One comic that has maintained a paramount level of consistency, in lack of humor, is everybody's favorite bald, pantless, depressive: "Ziggy". I don't understand what the appeal is. Every daily panel is a different terribly depressing scene from his appalling life. He's hideously deformed, friendless, and everywhere he goes; whether it's the therapists office, a police station, or a restaurant, people are basically shitting on him. Maybe the whole point of it is that we're suppose to get some sense of schadenfreude out of it? I guess its easier to laugh at this funny looking muppet-like thing then a said eyed human-like figure.

However, the one Ziggy I came across a few days ago is just about the saddest thing I've ever seen.

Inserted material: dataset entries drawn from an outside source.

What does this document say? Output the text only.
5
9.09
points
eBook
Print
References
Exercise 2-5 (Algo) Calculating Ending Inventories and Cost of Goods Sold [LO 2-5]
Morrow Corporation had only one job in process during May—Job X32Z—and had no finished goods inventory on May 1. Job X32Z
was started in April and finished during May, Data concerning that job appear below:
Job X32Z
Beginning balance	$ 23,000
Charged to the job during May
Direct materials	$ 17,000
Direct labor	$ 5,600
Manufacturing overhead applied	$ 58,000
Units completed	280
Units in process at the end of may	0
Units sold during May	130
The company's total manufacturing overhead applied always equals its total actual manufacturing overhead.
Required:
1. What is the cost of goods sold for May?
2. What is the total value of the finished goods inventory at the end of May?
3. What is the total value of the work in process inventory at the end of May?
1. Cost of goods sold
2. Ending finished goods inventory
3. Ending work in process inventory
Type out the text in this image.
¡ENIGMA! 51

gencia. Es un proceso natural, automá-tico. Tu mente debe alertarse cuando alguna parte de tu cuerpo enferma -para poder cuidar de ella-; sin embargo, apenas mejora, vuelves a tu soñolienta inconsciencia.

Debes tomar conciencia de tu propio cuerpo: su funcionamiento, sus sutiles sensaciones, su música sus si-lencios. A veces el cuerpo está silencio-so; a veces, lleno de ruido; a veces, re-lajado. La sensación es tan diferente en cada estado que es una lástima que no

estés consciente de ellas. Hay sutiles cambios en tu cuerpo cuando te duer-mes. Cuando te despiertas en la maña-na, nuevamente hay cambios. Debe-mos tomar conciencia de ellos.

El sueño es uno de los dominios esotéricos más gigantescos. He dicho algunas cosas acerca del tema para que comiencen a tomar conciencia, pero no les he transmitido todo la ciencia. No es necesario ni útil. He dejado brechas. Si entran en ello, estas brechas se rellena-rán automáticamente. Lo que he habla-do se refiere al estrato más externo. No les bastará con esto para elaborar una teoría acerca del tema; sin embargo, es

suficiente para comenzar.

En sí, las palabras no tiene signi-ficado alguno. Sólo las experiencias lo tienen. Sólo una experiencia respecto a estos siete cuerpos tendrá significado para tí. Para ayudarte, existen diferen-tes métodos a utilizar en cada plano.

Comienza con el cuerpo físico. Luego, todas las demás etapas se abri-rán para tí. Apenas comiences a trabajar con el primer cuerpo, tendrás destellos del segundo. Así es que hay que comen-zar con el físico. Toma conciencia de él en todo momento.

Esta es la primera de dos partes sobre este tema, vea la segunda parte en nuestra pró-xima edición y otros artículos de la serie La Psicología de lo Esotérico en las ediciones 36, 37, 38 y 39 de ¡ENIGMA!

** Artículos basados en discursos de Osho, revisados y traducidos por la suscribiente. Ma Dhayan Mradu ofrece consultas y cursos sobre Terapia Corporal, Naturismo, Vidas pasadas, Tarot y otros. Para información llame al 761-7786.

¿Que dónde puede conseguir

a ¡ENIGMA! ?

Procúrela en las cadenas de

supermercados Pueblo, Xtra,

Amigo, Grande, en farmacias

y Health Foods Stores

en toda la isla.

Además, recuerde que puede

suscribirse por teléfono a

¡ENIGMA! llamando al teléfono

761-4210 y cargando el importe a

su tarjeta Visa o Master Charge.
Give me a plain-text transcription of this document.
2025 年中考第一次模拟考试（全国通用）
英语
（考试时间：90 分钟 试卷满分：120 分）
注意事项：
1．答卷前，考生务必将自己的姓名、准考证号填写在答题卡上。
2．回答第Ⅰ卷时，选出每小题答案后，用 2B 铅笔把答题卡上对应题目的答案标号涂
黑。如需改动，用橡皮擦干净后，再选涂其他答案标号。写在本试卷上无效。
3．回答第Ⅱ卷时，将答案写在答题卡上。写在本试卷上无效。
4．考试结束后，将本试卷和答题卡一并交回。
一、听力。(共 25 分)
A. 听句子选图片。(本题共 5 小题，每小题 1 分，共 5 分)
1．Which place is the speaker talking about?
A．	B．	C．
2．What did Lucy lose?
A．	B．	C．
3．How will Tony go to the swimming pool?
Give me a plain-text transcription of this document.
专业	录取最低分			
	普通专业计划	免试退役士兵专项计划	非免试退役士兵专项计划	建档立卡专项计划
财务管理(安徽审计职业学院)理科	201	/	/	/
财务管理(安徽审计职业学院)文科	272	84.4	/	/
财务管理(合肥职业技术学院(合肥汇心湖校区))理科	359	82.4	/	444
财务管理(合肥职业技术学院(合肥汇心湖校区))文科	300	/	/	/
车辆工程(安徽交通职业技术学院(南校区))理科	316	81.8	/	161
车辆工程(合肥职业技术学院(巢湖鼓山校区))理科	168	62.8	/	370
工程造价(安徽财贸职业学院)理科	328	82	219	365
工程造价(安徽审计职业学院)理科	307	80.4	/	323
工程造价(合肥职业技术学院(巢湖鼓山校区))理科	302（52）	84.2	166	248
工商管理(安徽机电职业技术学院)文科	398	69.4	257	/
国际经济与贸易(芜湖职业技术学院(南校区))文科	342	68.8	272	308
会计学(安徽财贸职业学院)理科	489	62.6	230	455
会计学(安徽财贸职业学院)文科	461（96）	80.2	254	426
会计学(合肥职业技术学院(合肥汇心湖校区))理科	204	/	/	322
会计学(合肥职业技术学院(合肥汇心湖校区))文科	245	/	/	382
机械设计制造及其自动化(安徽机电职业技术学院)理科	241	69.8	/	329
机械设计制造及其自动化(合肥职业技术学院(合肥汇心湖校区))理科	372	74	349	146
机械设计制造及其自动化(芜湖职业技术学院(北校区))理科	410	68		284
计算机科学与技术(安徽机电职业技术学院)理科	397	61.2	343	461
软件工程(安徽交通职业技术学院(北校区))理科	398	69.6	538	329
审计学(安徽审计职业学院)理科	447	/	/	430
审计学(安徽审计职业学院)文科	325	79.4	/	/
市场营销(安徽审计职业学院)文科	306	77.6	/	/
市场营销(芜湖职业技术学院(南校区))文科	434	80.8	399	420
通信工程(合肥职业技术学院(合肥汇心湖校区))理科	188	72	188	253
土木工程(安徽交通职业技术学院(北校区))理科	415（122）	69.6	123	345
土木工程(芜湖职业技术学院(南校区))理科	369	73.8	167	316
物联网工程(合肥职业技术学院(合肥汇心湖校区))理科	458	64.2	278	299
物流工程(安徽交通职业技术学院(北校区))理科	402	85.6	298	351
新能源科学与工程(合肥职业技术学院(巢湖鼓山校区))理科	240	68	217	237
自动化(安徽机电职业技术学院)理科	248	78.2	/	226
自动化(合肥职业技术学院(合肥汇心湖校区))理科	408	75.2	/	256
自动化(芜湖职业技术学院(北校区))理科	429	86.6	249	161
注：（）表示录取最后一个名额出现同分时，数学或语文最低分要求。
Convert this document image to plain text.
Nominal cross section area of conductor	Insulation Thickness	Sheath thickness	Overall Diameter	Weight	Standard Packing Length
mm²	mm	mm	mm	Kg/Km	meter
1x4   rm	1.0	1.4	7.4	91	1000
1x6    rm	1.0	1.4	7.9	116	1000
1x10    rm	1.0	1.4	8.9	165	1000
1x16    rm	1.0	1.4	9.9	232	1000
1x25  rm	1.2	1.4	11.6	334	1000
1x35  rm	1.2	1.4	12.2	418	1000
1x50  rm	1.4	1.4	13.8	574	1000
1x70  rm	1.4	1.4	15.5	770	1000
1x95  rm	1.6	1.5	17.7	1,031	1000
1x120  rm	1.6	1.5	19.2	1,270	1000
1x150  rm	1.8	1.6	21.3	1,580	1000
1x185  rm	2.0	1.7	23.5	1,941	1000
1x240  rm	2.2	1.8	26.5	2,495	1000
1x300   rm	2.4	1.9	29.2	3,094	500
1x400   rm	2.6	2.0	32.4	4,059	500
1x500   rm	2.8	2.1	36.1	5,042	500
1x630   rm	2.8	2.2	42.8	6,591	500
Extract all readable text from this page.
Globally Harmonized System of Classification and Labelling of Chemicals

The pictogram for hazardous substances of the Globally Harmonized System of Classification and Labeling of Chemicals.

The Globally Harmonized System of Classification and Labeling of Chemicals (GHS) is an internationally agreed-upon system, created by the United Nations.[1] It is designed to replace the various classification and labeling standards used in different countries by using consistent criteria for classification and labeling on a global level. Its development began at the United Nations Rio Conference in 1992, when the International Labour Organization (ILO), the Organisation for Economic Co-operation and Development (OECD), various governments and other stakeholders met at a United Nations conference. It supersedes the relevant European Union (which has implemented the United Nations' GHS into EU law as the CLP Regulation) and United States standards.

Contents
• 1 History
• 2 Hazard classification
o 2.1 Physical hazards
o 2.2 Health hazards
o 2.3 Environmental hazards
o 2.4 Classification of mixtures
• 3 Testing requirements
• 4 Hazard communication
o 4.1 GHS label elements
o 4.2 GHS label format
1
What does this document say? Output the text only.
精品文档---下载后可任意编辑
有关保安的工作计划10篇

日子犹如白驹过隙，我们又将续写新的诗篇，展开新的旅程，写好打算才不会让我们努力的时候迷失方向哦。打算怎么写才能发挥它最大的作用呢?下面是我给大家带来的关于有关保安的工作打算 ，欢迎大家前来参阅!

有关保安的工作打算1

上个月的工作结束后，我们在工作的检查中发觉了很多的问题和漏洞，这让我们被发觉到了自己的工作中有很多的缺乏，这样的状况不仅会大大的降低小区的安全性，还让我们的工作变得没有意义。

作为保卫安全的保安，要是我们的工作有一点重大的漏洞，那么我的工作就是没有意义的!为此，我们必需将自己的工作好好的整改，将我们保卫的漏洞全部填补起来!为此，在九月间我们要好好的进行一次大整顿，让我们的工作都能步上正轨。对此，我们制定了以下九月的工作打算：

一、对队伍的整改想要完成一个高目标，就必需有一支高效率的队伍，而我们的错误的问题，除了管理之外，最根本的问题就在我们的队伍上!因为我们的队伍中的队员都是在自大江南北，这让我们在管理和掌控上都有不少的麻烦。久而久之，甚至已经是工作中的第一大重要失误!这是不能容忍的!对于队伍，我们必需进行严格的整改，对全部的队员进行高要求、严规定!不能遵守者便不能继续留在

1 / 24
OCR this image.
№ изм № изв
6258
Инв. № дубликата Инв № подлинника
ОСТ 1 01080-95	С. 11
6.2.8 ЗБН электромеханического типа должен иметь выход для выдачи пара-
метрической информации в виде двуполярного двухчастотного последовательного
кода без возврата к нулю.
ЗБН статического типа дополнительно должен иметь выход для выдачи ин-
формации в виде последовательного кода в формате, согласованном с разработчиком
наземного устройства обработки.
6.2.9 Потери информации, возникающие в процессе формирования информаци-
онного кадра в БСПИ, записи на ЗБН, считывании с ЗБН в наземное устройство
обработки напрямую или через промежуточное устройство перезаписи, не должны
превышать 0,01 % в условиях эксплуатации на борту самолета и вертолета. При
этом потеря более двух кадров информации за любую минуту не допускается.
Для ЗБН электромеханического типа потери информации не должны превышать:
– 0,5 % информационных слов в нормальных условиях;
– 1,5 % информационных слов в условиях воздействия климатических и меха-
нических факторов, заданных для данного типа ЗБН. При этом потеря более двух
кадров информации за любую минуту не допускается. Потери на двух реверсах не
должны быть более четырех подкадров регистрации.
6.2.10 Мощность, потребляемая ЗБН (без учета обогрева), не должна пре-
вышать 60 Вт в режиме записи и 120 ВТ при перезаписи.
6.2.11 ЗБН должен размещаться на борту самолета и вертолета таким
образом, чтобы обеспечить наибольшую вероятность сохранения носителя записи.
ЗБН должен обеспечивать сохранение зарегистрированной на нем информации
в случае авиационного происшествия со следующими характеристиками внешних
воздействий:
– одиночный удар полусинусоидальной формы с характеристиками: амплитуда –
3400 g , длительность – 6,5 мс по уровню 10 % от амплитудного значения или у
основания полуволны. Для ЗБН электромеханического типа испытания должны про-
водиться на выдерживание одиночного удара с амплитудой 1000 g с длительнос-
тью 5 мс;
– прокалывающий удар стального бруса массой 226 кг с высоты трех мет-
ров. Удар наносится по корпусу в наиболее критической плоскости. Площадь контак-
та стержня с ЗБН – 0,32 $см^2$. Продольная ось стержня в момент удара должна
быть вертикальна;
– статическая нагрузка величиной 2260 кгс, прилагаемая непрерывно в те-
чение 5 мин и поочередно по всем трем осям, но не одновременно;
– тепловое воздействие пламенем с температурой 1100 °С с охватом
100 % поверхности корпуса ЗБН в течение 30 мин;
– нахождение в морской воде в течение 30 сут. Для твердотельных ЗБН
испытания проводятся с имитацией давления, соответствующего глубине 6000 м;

I mean there's poor Ziggy, as lonely as ever, sadly drinking wine by himself at some restaurant trying to get soused enough to forget his miserable life ever so briefly; and like with every other event in Ziggy's life no one else seems to care. The man cannot control himself enough to stop crying at the restaurant and the waiter is completely oblivious to that which further compounds Ziggy's misery. I mean this is just down right tragic.

I'd say that eventually the writers will reach the point where they'll one day flat out give Ziggy terminal bone cancer and chronicle all the misfortunes that befall him as he begins an agonizing stretch of ineffective chemotherapy; but they probably won't because that would be a perversely better fate than living another 40 years of being Ziggy.